Biosynthesis of Pseudomonas aeruginosa mediated silver nanoparticles for remediation of crude oil contaminated water

Abstract

This study was aimed at biosynthesizing silver nanoparticle (AgNP) for remediation of total petroleum hydrocarbon (TPH) from crude oil-contaminated water samples from Nigeria's Niger-Delta ecosystem. The physicochemical and bacteriological analyses of the water samples were ascertained by standard techniques. Screening for hydrocarbon utilization was done for all isolates and the highest degrader was selected for biosynthesis of AgNP and characterized. TPH were adsorbed using the AgNP. The TPH response was designed and optimized using response surface methodology (RSM). The TPH in some of the water samples were above permissible limits in surface water given by Department of Petroleum Resources (DPR) and ranged from 6.55 ± 0.91 to 2324.36 ± 4.23 mg L⁻¹. The Total hydrocarbon utilizing bacterial counts ranged from 0.33 ± 0.01 × 10³ cfu mL⁻¹ to 13.67 ± 1.20 × 10³ cfu mL⁻¹. The isolate that recorded highest hydrocarbon degradation of 97.80% was identified as Pseudomonas aeruginosa strain AgA (PAE).

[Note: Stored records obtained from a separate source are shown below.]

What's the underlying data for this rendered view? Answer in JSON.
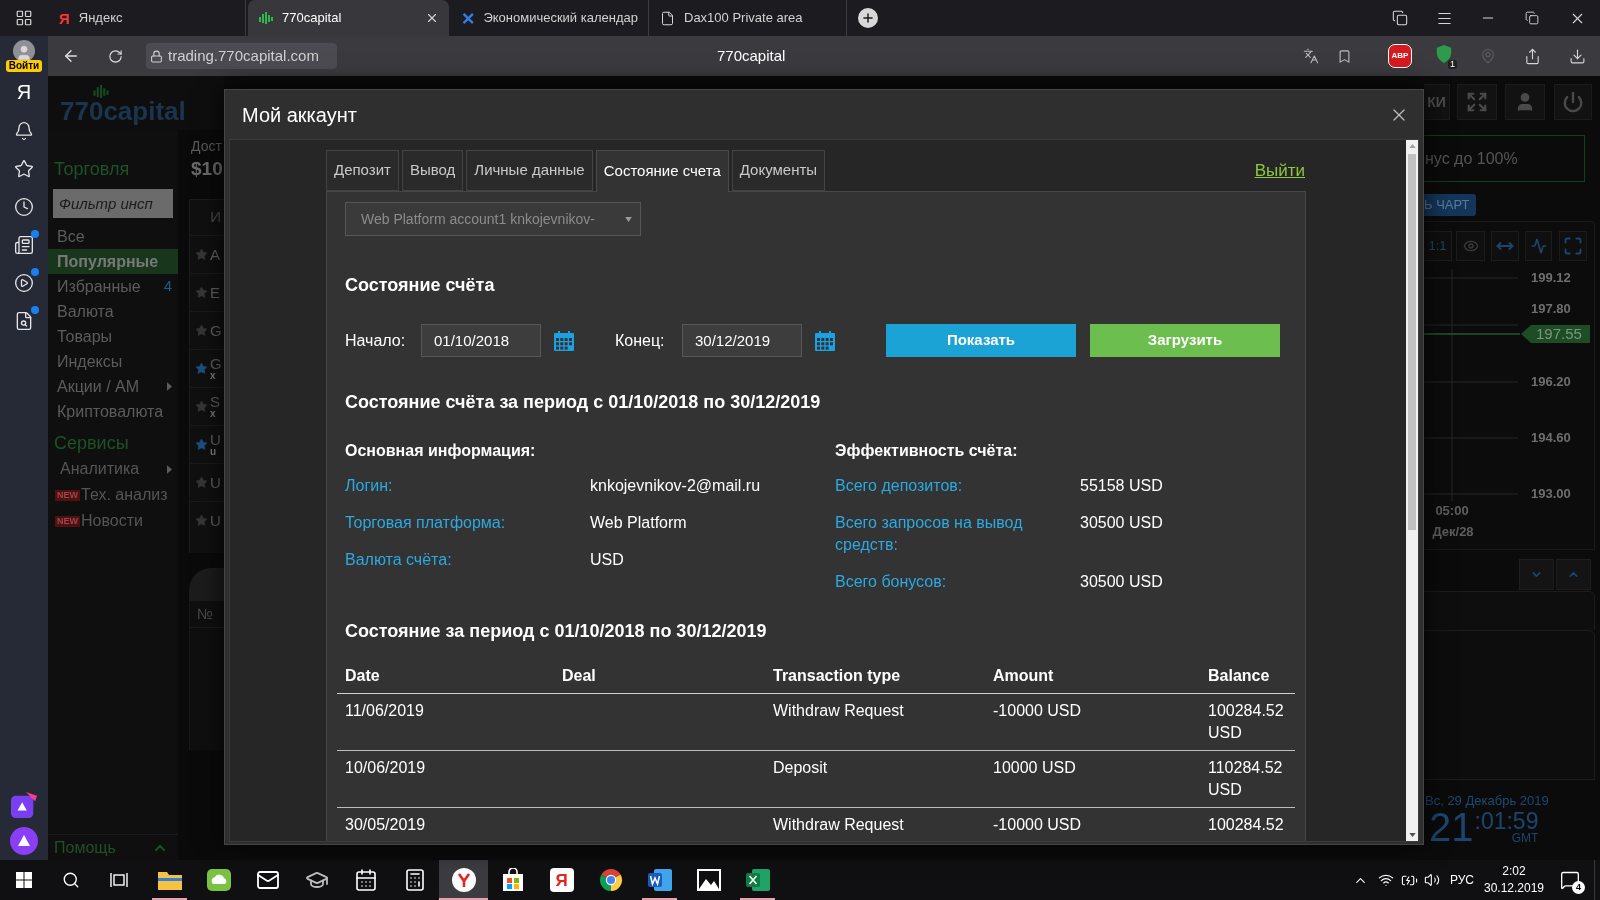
{
  "browser": {
    "tabs": [
      {
        "title": "Яндекс",
        "logo_letter": "Я",
        "selected": false
      },
      {
        "title": "770capital",
        "selected": true
      },
      {
        "title": "Экономический календар",
        "selected": false
      },
      {
        "title": "Dax100 Private area",
        "selected": false
      }
    ],
    "address": "trading.770capital.com",
    "page_title": "770capital",
    "adblock": "ABP",
    "shield_count": "1"
  },
  "yandex_sidebar": {
    "login": "Войти",
    "home_letter": "Я",
    "items": [
      {
        "dot": false
      },
      {
        "dot": false
      },
      {
        "dot": false
      },
      {
        "dot": true
      },
      {
        "dot": true
      },
      {
        "dot": true
      }
    ]
  },
  "app": {
    "logo": "770capital",
    "menu": {
      "trading_title": "Торговля",
      "filter_placeholder": "Фильтр инсп",
      "items": [
        {
          "label": "Все",
          "selected": false,
          "submenu": false
        },
        {
          "label": "Популярные",
          "selected": true,
          "submenu": false
        },
        {
          "label": "Избранные",
          "selected": false,
          "submenu": false,
          "count": "4"
        },
        {
          "label": "Валюта",
          "selected": false,
          "submenu": false
        },
        {
          "label": "Товары",
          "selected": false,
          "submenu": false
        },
        {
          "label": "Индексы",
          "selected": false,
          "submenu": false
        },
        {
          "label": "Акции / АМ",
          "selected": false,
          "submenu": true
        },
        {
          "label": "Криптовалюта",
          "selected": false,
          "submenu": false
        }
      ],
      "services_title": "Сервисы",
      "services": [
        {
          "label": "Аналитика",
          "submenu": true
        },
        {
          "label": "Тех. анализ",
          "submenu": false,
          "badge": "NEW"
        },
        {
          "label": "Новости",
          "submenu": false,
          "badge": "NEW"
        }
      ],
      "help": "Помощь"
    },
    "account": {
      "label": "Дост",
      "value": "$10"
    },
    "instruments": {
      "header": "И",
      "rows": [
        {
          "symbol": "A",
          "favorite": false
        },
        {
          "symbol": "E",
          "favorite": false
        },
        {
          "symbol": "G",
          "favorite": false
        },
        {
          "symbol": "G",
          "sub": "x",
          "favorite": true
        },
        {
          "symbol": "S",
          "sub": "x",
          "favorite": false
        },
        {
          "symbol": "U",
          "sub": "u",
          "favorite": true
        },
        {
          "symbol": "U",
          "favorite": false
        },
        {
          "symbol": "U",
          "favorite": false
        }
      ]
    },
    "orders_header": "№",
    "header_button": "КИ",
    "promo": "нус до 100%",
    "chart_button": "Ь ЧАРТ",
    "chart": {
      "zoom_label": "1:1",
      "price_labels": [
        "199.12",
        "197.80",
        "196.20",
        "194.60",
        "193.00"
      ],
      "current_price": "197.55",
      "time_label": "05:00",
      "date_label": "Дек/28"
    },
    "clock": {
      "date": "Вс, 29 Декабрь 2019",
      "hours": "21",
      "minutes_seconds": ":01:59",
      "timezone": "GMT"
    }
  },
  "modal": {
    "title": "Мой аккаунт",
    "tabs": [
      {
        "label": "Депозит",
        "selected": false
      },
      {
        "label": "Вывод",
        "selected": false
      },
      {
        "label": "Личные данные",
        "selected": false
      },
      {
        "label": "Состояние счета",
        "selected": true
      },
      {
        "label": "Документы",
        "selected": false
      }
    ],
    "logout": "Выйти",
    "account_select": "Web Platform account1 knkojevnikov-",
    "statement_title": "Состояние счёта",
    "period": {
      "start_label": "Начало:",
      "start_value": "01/10/2018",
      "end_label": "Конец:",
      "end_value": "30/12/2019",
      "show_button": "Показать",
      "download_button": "Загрузить"
    },
    "period_heading": "Состояние счёта за период с 01/10/2018 по 30/12/2019",
    "basic_info": {
      "title": "Основная информация:",
      "rows": [
        {
          "label": "Логин:",
          "value": "knkojevnikov-2@mail.ru"
        },
        {
          "label": "Торговая платформа:",
          "value": "Web Platform"
        },
        {
          "label": "Валюта счёта:",
          "value": "USD"
        }
      ]
    },
    "performance": {
      "title": "Эффективность счёта:",
      "rows": [
        {
          "label": "Всего депозитов:",
          "value": "55158 USD"
        },
        {
          "label": "Всего запросов на вывод средств:",
          "value": "30500 USD"
        },
        {
          "label": "Всего бонусов:",
          "value": "30500 USD"
        }
      ]
    },
    "transactions_heading": "Состояние за период с 01/10/2018 по 30/12/2019",
    "table": {
      "columns": [
        "Date",
        "Deal",
        "Transaction type",
        "Amount",
        "Balance"
      ],
      "rows": [
        {
          "date": "11/06/2019",
          "transaction_type": "Withdraw Request",
          "amount": "-10000 USD",
          "balance": "100284.52 USD"
        },
        {
          "date": "10/06/2019",
          "transaction_type": "Deposit",
          "amount": "10000 USD",
          "balance": "110284.52 USD"
        },
        {
          "date": "30/05/2019",
          "transaction_type": "Withdraw Request",
          "amount": "-10000 USD",
          "balance": "100284.52"
        }
      ]
    }
  },
  "taskbar": {
    "apps": [
      {
        "running": true,
        "selected": false
      },
      {
        "running": false,
        "selected": false
      },
      {
        "running": false,
        "selected": false
      },
      {
        "running": false,
        "selected": false
      },
      {
        "running": false,
        "selected": false
      },
      {
        "running": false,
        "selected": false
      },
      {
        "running": true,
        "selected": true
      },
      {
        "running": false,
        "selected": false
      },
      {
        "running": false,
        "selected": false,
        "letter": "Я"
      },
      {
        "running": false,
        "selected": false
      },
      {
        "running": true,
        "selected": false
      },
      {
        "running": false,
        "selected": false
      },
      {
        "running": true,
        "selected": false
      }
    ],
    "tray": {
      "language": "РУС",
      "time": "2:02",
      "date": "30.12.2019",
      "notifications": "4"
    }
  }
}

The AgNP showed a peak at 425 nm, spherical, particle size distribution of 34.60 ± 13.04 nm, and a significant signal in the silver region, crystalline structure with an average mean crystallite size of 18.01504 ± 4.03 nm. The coefficient of determination (R²) had a value of 0.9190, the RSM for design and optimization demonstrated a satisfactory match for the 2FI regression model for the AgNP. At optimal contact time (22.5 min/100 mL), stirring speed (1620 rpm/100 mL), dosage (0.3206 g) and temperature (67.5 °C), the maximum expected TPH removal for PAE was 99.98%, demonstrating that the bacterial was helpful in synthesizing AgNPs to improve effective removal of pollutants from water.